Die Regierung von José Antonio Kast hat das vom Arbeitsausschuss der Abgeordnetenkammer am 3. März verabschiedete Gesetz über Ramal-Verhandlungen zurückgezogen und damit die Kritik der Opposition auf sich gezogen, weil es angeblich die Rechte der Arbeitnehmer einschränkt. Abgeordnete wie Luis Cuello und Gael Yeomans stellen diesen Schritt in Frage und fordern Erklärungen von der Exekutive. Die Regierung argumentiert, dass sie angesichts der hohen Arbeitslosigkeit der Schaffung von Arbeitsplätzen Priorität einräumt.
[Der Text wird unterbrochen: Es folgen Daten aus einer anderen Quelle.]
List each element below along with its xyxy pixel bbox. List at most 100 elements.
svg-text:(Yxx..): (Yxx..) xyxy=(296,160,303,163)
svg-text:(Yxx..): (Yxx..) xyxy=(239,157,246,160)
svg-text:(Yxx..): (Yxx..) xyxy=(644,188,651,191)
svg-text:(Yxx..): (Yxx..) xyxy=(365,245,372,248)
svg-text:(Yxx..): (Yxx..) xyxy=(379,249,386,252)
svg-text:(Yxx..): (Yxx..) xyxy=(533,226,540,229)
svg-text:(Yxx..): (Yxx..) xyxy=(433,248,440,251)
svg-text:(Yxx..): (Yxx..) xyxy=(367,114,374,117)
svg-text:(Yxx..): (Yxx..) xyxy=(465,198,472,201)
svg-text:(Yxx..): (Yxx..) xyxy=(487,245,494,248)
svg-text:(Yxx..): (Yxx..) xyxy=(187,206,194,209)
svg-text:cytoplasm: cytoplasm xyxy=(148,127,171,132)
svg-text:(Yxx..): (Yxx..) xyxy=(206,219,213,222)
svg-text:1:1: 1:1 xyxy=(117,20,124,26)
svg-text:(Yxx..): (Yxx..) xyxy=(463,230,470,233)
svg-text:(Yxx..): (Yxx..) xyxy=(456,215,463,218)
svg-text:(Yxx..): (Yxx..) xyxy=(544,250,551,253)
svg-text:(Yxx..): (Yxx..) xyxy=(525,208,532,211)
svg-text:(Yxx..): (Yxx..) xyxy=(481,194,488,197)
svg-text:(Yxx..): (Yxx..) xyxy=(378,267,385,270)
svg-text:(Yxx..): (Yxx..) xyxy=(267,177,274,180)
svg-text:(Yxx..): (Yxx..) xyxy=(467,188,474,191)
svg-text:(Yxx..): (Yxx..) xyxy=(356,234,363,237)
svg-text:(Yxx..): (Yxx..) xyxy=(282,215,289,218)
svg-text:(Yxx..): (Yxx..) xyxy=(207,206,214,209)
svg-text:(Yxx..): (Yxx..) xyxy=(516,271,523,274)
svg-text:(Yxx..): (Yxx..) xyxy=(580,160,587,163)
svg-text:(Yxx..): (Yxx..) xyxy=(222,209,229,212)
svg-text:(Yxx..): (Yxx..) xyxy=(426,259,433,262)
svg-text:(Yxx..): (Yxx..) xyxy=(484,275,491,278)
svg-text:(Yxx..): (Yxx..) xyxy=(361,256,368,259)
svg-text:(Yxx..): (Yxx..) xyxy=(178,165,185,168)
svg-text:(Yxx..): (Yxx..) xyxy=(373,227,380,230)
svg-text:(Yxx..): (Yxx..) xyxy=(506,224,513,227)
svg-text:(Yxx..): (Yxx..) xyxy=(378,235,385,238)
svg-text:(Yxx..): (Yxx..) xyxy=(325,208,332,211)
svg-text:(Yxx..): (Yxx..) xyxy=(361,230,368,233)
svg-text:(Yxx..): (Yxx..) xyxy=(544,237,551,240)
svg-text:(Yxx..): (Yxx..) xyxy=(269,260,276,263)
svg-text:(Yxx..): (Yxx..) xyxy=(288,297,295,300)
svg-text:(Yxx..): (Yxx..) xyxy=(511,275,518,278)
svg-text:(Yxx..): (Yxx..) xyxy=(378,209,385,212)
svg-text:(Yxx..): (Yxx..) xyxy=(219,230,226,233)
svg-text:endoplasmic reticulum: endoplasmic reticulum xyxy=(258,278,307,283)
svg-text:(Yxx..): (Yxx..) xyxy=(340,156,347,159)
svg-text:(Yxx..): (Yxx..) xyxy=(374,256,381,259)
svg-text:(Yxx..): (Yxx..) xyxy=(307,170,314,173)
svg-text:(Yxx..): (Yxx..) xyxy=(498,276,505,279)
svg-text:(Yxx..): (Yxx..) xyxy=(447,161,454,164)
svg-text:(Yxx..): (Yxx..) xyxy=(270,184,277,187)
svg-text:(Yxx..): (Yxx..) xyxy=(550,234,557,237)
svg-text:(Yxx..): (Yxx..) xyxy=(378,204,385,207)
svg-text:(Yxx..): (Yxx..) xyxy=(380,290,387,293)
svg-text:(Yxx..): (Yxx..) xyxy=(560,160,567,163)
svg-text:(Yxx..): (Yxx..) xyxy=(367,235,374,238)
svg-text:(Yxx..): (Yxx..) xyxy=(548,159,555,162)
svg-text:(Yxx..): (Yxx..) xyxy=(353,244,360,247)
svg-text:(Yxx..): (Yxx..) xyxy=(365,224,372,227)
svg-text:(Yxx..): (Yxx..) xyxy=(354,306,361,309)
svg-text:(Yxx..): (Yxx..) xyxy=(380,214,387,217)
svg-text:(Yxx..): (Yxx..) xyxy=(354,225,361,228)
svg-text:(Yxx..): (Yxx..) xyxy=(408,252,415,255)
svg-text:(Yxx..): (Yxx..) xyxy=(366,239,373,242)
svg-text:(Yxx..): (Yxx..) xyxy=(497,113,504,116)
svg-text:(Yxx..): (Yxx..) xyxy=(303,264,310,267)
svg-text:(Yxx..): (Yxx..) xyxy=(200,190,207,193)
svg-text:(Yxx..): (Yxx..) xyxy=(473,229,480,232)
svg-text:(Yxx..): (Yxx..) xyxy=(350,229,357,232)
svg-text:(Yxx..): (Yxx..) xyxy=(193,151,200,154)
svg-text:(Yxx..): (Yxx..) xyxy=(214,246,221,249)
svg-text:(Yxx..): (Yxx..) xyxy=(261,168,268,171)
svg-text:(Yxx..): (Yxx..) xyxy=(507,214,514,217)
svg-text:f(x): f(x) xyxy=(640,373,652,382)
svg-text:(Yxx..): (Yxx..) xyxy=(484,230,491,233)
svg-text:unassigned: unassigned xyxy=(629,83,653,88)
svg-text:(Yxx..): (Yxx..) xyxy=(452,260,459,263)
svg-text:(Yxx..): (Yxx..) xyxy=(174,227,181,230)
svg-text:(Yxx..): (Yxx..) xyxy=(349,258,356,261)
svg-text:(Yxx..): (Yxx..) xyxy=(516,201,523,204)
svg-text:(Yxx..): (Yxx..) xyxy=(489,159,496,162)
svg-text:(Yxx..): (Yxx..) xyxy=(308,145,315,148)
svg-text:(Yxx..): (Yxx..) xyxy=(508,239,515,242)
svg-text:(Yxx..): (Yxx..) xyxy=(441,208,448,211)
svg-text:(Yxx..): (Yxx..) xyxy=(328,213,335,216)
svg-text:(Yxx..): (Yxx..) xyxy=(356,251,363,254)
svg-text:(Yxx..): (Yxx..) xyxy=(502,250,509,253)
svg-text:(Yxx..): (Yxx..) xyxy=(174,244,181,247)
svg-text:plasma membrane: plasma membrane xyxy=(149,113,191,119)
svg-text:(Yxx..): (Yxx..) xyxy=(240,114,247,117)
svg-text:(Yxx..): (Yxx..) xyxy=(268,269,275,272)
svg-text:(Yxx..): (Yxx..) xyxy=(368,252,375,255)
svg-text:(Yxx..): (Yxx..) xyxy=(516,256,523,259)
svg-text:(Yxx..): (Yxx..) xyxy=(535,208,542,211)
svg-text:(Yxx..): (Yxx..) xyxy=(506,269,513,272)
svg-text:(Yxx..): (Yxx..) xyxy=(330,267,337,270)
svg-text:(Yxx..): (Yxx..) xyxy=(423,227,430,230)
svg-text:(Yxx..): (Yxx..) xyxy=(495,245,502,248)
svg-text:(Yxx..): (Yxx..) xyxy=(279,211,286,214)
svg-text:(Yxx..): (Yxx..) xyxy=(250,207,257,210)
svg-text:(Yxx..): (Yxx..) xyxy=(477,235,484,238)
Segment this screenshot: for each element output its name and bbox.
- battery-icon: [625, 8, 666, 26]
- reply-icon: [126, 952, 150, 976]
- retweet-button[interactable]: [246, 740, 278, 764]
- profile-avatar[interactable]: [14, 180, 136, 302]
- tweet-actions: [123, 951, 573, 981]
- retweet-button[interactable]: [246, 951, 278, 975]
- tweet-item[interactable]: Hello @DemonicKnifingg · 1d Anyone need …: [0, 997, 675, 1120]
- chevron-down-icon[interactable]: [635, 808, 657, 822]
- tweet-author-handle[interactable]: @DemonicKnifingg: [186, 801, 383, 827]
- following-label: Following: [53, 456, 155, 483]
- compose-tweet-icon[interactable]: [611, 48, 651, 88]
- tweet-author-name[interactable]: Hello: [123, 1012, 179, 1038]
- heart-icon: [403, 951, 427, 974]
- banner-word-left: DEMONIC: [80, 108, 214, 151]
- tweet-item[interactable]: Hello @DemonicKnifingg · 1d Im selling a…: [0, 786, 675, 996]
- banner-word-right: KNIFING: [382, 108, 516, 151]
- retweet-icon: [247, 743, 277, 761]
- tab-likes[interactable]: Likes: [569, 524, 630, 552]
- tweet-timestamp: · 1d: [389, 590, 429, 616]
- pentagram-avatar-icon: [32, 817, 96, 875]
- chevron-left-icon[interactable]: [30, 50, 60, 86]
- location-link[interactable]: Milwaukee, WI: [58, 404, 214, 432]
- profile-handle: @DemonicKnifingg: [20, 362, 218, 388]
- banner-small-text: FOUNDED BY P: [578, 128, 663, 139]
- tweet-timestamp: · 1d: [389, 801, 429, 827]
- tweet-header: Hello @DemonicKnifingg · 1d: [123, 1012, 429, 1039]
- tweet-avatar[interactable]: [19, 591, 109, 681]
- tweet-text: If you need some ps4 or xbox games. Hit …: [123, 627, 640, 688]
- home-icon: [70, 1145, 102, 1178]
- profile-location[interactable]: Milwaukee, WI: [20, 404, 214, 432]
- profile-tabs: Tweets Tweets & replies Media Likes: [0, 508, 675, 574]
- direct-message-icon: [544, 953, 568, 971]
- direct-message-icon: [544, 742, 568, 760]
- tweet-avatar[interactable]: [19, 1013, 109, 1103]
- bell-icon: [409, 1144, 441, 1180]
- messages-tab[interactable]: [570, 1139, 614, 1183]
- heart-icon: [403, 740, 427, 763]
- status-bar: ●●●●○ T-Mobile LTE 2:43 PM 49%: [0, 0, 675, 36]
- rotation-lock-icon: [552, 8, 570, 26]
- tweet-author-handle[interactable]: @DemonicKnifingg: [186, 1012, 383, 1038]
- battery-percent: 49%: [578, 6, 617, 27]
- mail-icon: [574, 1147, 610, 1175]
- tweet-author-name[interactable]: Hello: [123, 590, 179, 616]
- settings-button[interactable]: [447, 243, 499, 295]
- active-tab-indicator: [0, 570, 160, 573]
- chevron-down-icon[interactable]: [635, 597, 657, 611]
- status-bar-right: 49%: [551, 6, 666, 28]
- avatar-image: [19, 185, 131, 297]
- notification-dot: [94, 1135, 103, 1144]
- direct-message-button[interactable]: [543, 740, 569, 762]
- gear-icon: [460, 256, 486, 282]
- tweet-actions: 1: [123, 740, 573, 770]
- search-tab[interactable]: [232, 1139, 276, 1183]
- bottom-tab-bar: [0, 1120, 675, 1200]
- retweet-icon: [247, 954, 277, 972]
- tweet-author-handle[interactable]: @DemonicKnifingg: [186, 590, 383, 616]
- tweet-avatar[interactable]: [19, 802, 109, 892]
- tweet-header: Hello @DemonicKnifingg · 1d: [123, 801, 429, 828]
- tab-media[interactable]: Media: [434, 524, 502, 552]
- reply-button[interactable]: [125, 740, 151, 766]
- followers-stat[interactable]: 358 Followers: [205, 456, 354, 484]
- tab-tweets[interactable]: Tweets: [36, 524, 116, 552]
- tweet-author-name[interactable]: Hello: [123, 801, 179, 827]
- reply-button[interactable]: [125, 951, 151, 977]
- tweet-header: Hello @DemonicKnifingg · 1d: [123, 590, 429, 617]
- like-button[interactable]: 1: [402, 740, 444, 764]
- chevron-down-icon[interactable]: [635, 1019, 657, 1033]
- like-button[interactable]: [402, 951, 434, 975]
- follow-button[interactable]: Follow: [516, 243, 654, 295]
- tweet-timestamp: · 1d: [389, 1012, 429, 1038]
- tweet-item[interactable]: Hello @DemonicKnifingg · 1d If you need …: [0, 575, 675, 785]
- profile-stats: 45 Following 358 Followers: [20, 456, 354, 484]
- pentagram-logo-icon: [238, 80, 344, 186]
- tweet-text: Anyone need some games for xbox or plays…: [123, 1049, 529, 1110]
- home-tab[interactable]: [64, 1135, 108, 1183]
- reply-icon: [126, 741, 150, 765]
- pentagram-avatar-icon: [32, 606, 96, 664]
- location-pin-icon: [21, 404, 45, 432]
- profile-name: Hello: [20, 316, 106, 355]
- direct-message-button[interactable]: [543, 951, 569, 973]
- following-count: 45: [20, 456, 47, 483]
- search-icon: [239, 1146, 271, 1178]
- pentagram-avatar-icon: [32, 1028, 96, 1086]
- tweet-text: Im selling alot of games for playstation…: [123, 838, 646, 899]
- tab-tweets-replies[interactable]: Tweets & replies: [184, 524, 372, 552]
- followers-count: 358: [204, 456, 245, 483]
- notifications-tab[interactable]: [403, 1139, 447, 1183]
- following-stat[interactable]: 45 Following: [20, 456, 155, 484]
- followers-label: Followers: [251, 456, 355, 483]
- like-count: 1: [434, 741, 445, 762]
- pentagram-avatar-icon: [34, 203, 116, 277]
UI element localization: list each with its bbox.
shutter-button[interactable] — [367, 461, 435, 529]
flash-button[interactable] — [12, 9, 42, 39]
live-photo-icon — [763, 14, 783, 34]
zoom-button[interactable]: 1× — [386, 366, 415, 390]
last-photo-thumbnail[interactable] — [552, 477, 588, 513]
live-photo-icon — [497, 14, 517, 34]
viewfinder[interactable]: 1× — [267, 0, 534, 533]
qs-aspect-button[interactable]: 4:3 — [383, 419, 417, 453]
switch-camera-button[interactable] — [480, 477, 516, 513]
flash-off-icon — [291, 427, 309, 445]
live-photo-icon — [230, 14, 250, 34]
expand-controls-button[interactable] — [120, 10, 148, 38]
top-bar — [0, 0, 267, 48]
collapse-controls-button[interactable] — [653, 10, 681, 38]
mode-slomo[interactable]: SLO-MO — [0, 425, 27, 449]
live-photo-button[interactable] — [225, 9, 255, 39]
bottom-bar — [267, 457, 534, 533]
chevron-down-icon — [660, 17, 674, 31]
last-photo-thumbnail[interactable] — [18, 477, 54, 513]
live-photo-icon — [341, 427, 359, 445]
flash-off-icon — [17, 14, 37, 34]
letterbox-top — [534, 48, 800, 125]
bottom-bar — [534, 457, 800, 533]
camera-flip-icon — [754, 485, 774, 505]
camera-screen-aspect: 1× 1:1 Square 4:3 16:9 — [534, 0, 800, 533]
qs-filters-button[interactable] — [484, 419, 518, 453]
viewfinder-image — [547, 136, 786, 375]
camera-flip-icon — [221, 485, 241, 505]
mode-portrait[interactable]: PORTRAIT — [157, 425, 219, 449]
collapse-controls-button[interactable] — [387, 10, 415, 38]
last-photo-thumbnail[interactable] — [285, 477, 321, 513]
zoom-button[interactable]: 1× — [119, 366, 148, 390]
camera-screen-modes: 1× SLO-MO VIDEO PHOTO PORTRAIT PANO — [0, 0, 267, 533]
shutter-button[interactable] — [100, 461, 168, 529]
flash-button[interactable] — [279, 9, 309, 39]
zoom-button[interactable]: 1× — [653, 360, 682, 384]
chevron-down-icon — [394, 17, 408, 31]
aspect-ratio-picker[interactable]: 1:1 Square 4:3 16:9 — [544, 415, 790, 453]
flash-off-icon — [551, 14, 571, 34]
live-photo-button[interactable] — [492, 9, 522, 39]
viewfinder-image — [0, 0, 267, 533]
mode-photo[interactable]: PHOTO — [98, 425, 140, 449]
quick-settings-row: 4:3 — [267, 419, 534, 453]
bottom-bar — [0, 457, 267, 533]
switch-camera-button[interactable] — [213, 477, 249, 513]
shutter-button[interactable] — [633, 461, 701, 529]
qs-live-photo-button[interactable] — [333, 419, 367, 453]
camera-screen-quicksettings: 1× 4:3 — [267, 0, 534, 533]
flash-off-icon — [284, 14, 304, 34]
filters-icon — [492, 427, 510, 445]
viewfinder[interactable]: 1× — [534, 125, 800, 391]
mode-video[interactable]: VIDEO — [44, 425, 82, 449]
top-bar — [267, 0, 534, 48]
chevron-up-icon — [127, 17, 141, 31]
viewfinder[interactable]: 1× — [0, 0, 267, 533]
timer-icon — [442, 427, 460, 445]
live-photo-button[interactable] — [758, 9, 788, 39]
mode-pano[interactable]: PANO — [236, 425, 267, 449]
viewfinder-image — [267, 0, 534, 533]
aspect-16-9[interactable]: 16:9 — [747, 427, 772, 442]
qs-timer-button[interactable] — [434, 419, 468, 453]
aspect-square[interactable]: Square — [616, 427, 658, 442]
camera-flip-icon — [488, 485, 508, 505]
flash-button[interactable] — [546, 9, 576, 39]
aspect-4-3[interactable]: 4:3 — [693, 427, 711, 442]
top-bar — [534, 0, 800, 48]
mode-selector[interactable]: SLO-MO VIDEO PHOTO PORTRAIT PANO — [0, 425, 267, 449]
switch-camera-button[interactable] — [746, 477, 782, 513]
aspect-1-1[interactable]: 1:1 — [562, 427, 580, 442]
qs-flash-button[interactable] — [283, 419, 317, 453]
Am 3. März hat der Arbeitsausschuss der Abgeordnetenkammer den von der Regierung von Gabriel Boric vorgelegten Gesetzesentwurf zu den Ramal-Verhandlungen im Allgemeinen gebilligt. Die Initiative zielt darauf ab, Arbeitnehmern und Arbeitgebern desselben Wirtschaftssektors die Möglichkeit zu geben, sich auf Mindeststandards für Arbeitsbedingungen, Gesundheit und Sicherheit am Arbeitsplatz, Löhne, Vermögensverteilung und Produktivität zu einigen. Sie wurde von der früheren Regierungskoalition und der Central Unitaria de Trabajadores (CUT) gelobt, aber am Dienstag zog die neue Regierung sie von der legislativen Tagesordnung zurück, wie La Tercera berichtet. Die Abgeordneten der Opposition reagierten heftig. Der Abgeordnete Luis Cuello (PC), Mitglied der Kommission, forderte ein offizielles Schreiben an die Regierung, um die verfassungsmäßigen Befugnisse zu erläutern, und berief sich dabei auf einen Bericht der Fundación Jaime Guzmán. "In der Verfassung gibt es keine Möglichkeit, einen Gesetzentwurf zurückzuziehen", erklärte Cuello und fügte hinzu, dies sei "ein klares Signal, dass wir es mit einer Regierung zu tun haben, die nicht an den sozialen Dialog glaubt". Der Abgeordnete Gael Yeomans (Frente Amplio) behauptete, dass die Rücknahme des Gesetzes über die Ramal-Verhandlungen ein Mandat der KPC sei und kritisierte die Arbeitsagenda der Regierung. Der Abgeordnete Boris Barrera (PC) nannte es ein "schlechtes Signal" von einer Regierung für "die Reichsten". Von Seiten der Exekutive erklärte der Generalsekretär des Präsidiums, José García Ruminot: "Die Hauptaufgabe der Regierung in Beschäftigungsfragen ist es, neue Arbeitsplätze zu schaffen", und dass der Rückzug "mehr Sicherheit" für KMUs biete, um Einstellungen vorzunehmen. Arbeitsminister Tomás Rau warnte davor, dass die Festsetzung hoher Lohnuntergrenzen dazu führen könnte, dass viele KMU nicht überlebensfähig sind, was zu Informalität oder Schließungen führen könnte. Präsident José Antonio Kast bekräftigte: "Sind Ramal-Verhandlungen heute dringend notwendig? Wir glauben nicht", und verwies auf über 850.000 Menschen ohne formale Beschäftigung und die Notwendigkeit, Arbeitsplätzen und Sicherheit Vorrang zu geben.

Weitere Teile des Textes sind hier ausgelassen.